Ad una lettura semplicistica mi è sembrata una trasposizione in chiave metaforica della "Rivoluzione Culturale" cinese degli anni ’70 (i cui devastanti effetti ho avuto modo di comprendere meglio nel corso del viaggio di quest’estate in Albania), ma in realtà è molto di più, e ci racconta di come, collettivamente, elaboriamo una comprensione del mondo.
Wikipedia cita una frase presa dal libro: "Se non raccontiamo il mondo, noi non conosciamo il mondo. Ci perdiamo nel mondo, moriamo."
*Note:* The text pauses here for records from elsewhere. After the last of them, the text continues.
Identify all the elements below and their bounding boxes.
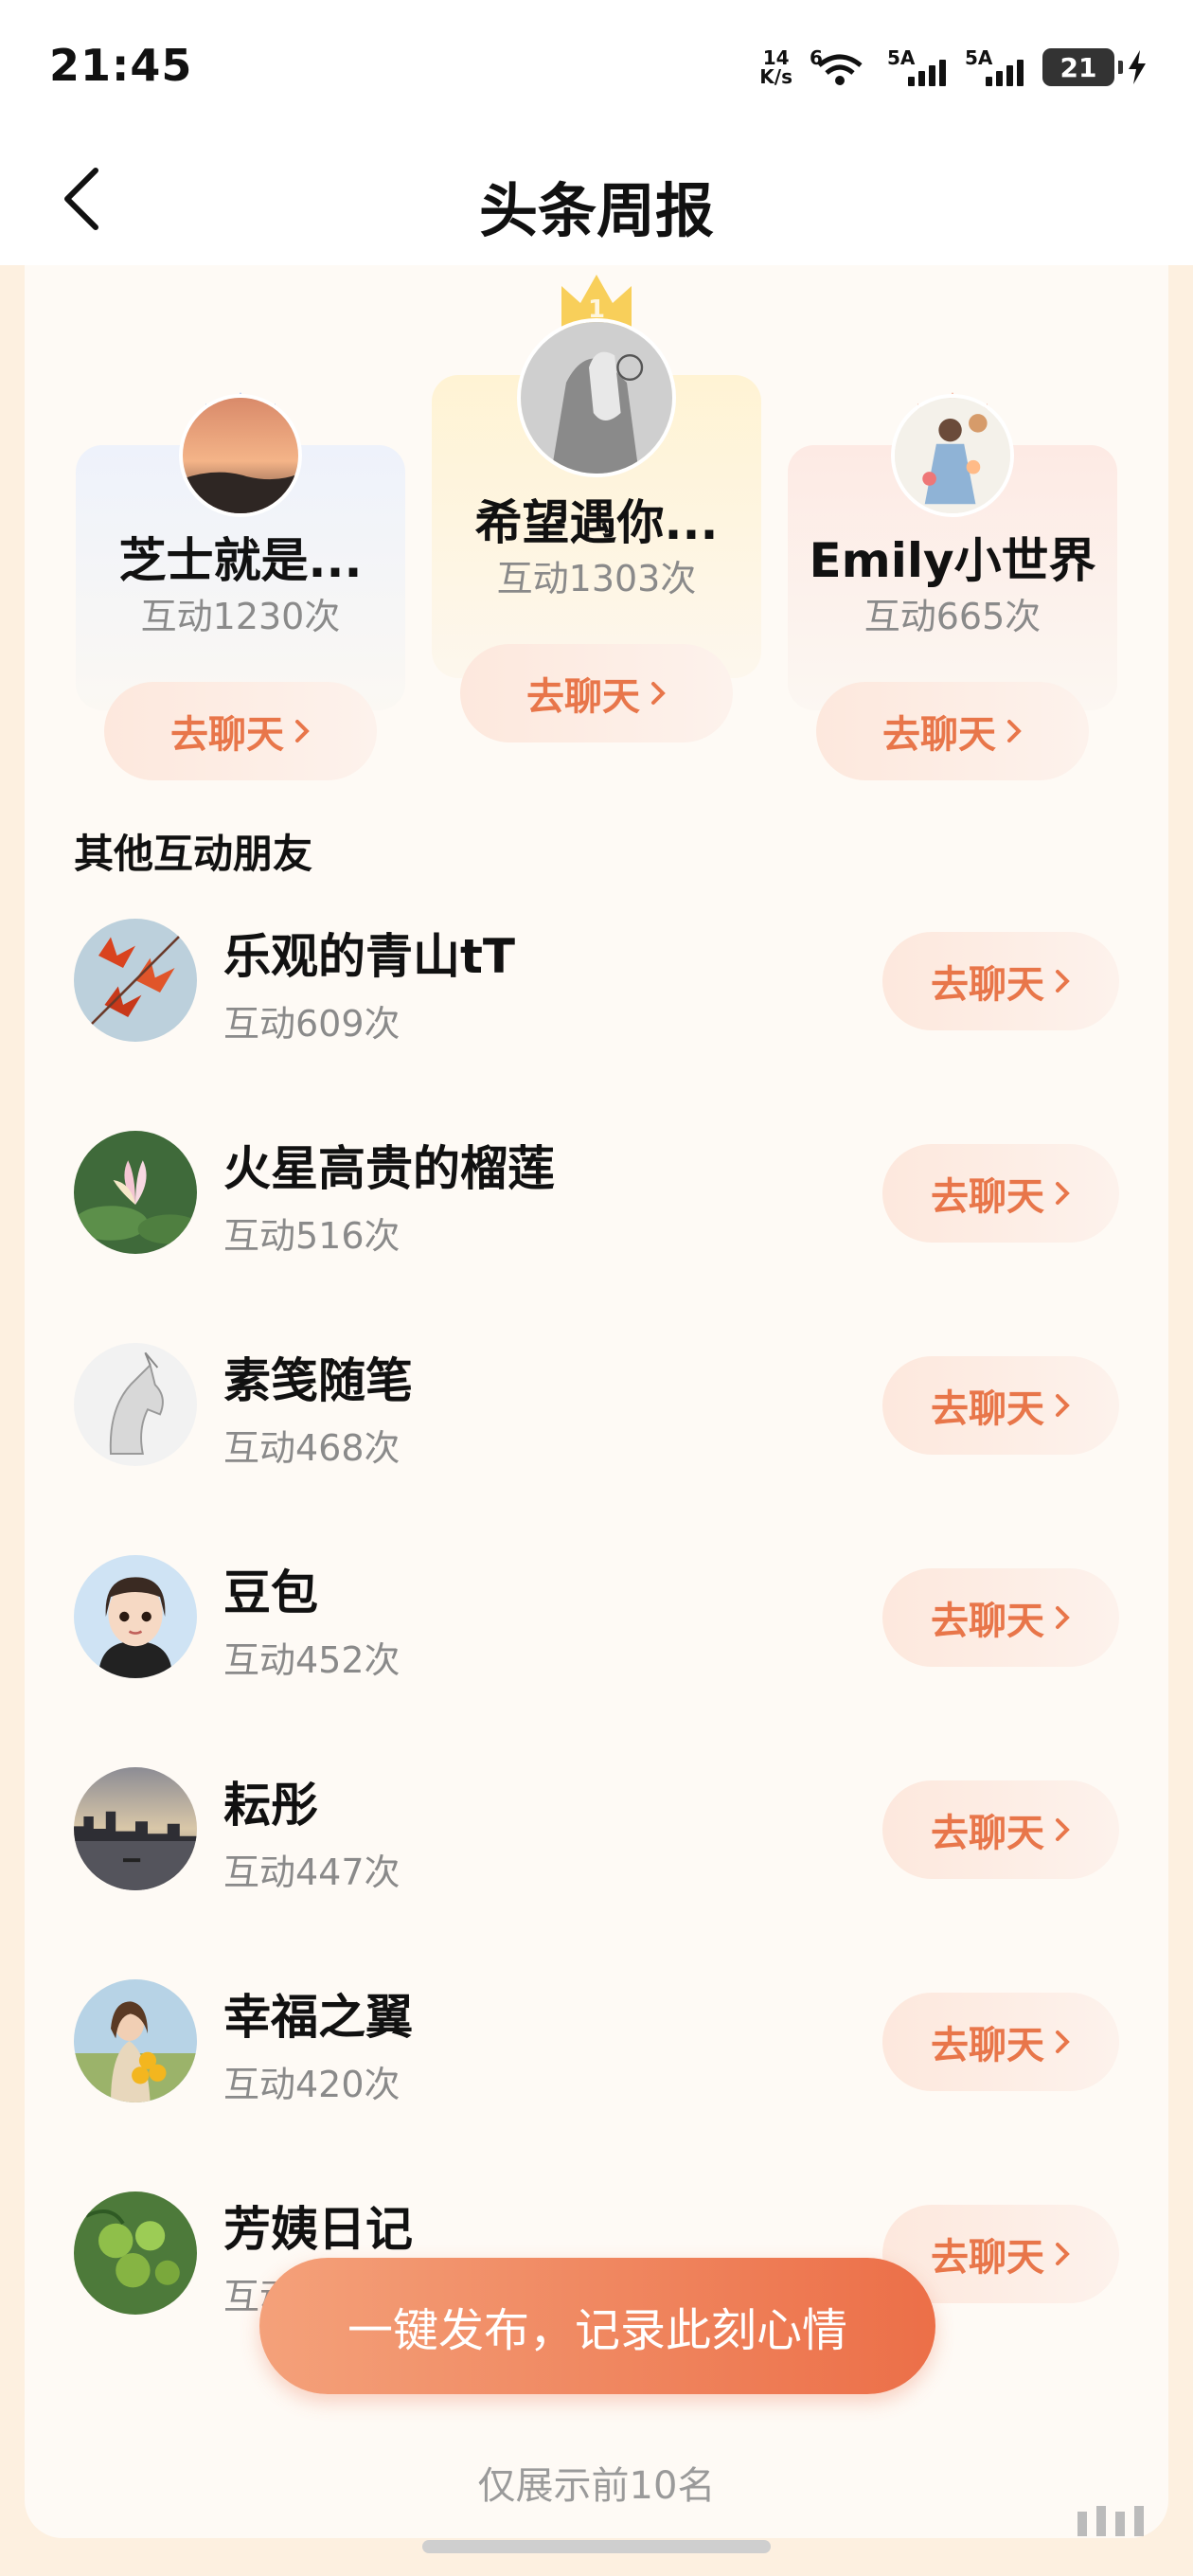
section-title: 其他互动朋友: [74, 831, 313, 877]
interaction-count: 互动609次: [223, 1003, 401, 1045]
friend-name: Emily小世界: [809, 533, 1096, 588]
friend-name: 乐观的青山tT: [223, 929, 516, 984]
avatar[interactable]: [74, 1343, 197, 1466]
avatar[interactable]: [74, 2191, 197, 2315]
friend-name: 芳姨日记: [223, 2202, 413, 2257]
wifi-icon: 6: [810, 46, 870, 88]
chat-button[interactable]: 去聊天: [882, 1568, 1119, 1667]
chat-button[interactable]: 去聊天: [882, 1993, 1119, 2091]
home-indicator[interactable]: [422, 2540, 771, 2553]
avatar[interactable]: [74, 1131, 197, 1254]
publish-button[interactable]: 一键发布，记录此刻心情: [259, 2258, 935, 2394]
list-item: 幸福之翼 互动420次 去聊天: [25, 1979, 1168, 2191]
chevron-right-icon: [1007, 720, 1022, 742]
interaction-count: 互动516次: [223, 1215, 401, 1257]
list-item: 乐观的青山tT 互动609次 去聊天: [25, 919, 1168, 1131]
signal-icon-sim2: 5A: [965, 46, 1025, 88]
chevron-right-icon: [1056, 2030, 1070, 2053]
footnote: 仅展示前10名: [477, 2464, 716, 2508]
list-item: 耘彤 互动447次 去聊天: [25, 1767, 1168, 1979]
chat-button[interactable]: 去聊天: [816, 682, 1089, 780]
interaction-count: 互动1230次: [140, 596, 341, 637]
avatar[interactable]: [74, 1979, 197, 2102]
clock: 21:45: [49, 40, 193, 91]
avatar[interactable]: [74, 1555, 197, 1678]
avatar[interactable]: [517, 318, 676, 477]
avatar[interactable]: [74, 919, 197, 1042]
top-friend-rank-1: 1 希望遇你... 互动1303次 去聊天: [432, 271, 761, 763]
friend-name: 幸福之翼: [223, 1990, 413, 2045]
avatar[interactable]: [891, 394, 1014, 517]
chevron-right-icon: [1056, 1182, 1070, 1205]
top-friend-rank-3: 3 Emily小世界 互动665次 去聊天: [788, 303, 1117, 796]
friend-name: 耘彤: [223, 1778, 318, 1833]
list-item: 火星高贵的榴莲 互动516次 去聊天: [25, 1131, 1168, 1343]
report-card: 2 芝士就是... 互动1230次 去聊天 1: [25, 265, 1168, 2538]
network-speed: 14 K/s: [759, 46, 792, 88]
chat-button[interactable]: 去聊天: [104, 682, 377, 780]
friend-name: 芝士就是...: [118, 533, 363, 588]
interaction-count: 互动452次: [223, 1639, 401, 1681]
page-title: 头条周报: [478, 176, 714, 245]
chevron-right-icon: [651, 682, 666, 705]
list-item: 素笺随笔 互动468次 去聊天: [25, 1343, 1168, 1555]
nav-header: 头条周报: [0, 133, 1193, 265]
chevron-right-icon: [1056, 970, 1070, 993]
interaction-count: 互动665次: [864, 596, 1042, 637]
interaction-count: 互动1303次: [496, 558, 697, 599]
avatar[interactable]: [74, 1767, 197, 1890]
status-bar: 21:45 14 K/s 6 5A 5A 21: [0, 0, 1193, 133]
friend-name: 素笺随笔: [223, 1353, 413, 1408]
chat-button[interactable]: 去聊天: [882, 1144, 1119, 1243]
watermark: [1077, 2506, 1144, 2536]
top-friend-rank-2: 2 芝士就是... 互动1230次 去聊天: [76, 303, 405, 796]
chat-button[interactable]: 去聊天: [882, 1780, 1119, 1879]
avatar[interactable]: [179, 394, 302, 517]
interaction-count: 互动468次: [223, 1427, 401, 1469]
chevron-right-icon: [1056, 1606, 1070, 1629]
chevron-right-icon: [1056, 1818, 1070, 1841]
chevron-right-icon: [1056, 1394, 1070, 1417]
interaction-count: 互动447次: [223, 1852, 401, 1893]
friend-name: 豆包: [223, 1565, 318, 1620]
friend-name: 火星高贵的榴莲: [223, 1141, 555, 1196]
charging-icon: [1129, 50, 1146, 84]
list-item: 豆包 互动452次 去聊天: [25, 1555, 1168, 1767]
friend-name: 希望遇你...: [474, 495, 719, 550]
chat-button[interactable]: 去聊天: [882, 932, 1119, 1030]
chevron-right-icon: [295, 720, 310, 742]
signal-icon-sim1: 5A: [887, 46, 948, 88]
chevron-right-icon: [1056, 2243, 1070, 2265]
chat-button[interactable]: 去聊天: [460, 644, 733, 742]
status-icons: 14 K/s 6 5A 5A 21: [759, 44, 1148, 91]
chat-button[interactable]: 去聊天: [882, 1356, 1119, 1455]
interaction-count: 互动420次: [223, 2064, 401, 2105]
battery-icon: 21: [1042, 48, 1148, 86]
Ecco, ieri, forse, ho realizzato il reale significato di questa frase, o meglio l’ho agganciata definitivamente al mio mondo, al mondo in cui vivo. Ed ho compreso che scrivere un blog non è probabilmente diverso dal comporre un romanzo di fantasia, dall’effettuare una cronaca giornalistica, dal raccontare una fiaba ad un bambino, dall’intrattenersi con gli amici, dal parlare, dallo scrivere, dal dipingere, dal filmare…
Sono tutti modi che utilizziamo per descrivere il mondo. E, nel raccontarlo, per comprenderlo. Tutto quello che chiamiamo "cultura" fa parte della nostra "narrazione" del mondo, indispensabile all’elaborazione ed alla comprensione di ciò che ci circonda, come singoli e come collettività.
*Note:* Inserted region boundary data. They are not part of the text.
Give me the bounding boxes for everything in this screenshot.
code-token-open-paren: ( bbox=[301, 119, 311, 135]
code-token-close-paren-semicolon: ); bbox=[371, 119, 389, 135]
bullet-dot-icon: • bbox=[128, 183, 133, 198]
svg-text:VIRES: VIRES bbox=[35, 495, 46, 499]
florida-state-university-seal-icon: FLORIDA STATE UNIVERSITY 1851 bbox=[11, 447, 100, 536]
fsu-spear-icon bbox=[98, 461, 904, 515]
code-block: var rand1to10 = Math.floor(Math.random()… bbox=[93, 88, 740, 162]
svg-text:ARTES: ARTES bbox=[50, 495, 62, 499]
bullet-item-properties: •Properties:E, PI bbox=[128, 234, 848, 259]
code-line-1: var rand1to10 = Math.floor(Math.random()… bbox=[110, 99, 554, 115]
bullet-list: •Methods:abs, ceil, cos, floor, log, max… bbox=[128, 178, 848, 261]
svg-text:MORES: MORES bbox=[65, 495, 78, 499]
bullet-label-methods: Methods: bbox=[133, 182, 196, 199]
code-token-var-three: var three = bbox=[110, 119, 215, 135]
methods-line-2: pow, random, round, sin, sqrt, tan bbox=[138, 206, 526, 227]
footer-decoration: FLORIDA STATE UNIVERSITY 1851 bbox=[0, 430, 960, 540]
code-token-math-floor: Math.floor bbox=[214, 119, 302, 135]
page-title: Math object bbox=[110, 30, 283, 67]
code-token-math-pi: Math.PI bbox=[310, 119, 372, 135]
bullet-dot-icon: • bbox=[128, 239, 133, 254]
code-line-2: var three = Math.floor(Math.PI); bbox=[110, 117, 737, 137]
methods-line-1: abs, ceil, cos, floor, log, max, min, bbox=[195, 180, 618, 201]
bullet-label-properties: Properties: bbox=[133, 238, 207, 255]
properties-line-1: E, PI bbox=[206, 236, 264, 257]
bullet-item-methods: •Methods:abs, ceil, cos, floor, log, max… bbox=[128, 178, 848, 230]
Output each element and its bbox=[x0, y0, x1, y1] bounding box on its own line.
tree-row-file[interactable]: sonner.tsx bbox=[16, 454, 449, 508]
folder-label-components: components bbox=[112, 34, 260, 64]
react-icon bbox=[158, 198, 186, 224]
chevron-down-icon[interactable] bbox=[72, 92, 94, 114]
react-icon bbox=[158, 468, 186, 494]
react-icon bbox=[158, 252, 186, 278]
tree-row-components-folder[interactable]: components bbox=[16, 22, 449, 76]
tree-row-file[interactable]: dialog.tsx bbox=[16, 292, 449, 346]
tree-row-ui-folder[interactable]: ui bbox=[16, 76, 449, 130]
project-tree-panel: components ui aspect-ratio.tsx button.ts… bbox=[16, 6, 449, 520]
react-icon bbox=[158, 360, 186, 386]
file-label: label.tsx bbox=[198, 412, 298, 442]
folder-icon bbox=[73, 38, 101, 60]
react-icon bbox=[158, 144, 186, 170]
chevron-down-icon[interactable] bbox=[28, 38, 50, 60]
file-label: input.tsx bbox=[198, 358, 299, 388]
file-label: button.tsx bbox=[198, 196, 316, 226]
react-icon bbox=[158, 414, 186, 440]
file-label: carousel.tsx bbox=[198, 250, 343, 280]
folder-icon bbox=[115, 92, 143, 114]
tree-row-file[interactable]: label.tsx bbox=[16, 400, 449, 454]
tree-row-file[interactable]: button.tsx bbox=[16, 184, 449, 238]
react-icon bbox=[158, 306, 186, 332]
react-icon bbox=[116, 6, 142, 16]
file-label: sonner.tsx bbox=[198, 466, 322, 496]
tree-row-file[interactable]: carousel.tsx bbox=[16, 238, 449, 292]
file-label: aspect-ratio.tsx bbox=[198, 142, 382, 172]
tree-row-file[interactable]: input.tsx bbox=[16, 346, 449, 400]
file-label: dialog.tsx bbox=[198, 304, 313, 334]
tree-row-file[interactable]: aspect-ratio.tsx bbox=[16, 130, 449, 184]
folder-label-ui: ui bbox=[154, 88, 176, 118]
Come tutte le descrizioni del mondo anche questo mio piccolo contributo, questo blog, ha limiti e potenzialità, io spero che serva ad estendere un po’ di più i confini che il mondo ha per me e per tutti quelli che lo leggeranno, ad esplorare idee, concetti, a fornire chiavi di lettura ed interpretazione diverse dalle solite.
Perché davvero il mondo è grande, sconfinato, ma se non ce lo raccontiamo finirà che non lo scopriremo mai.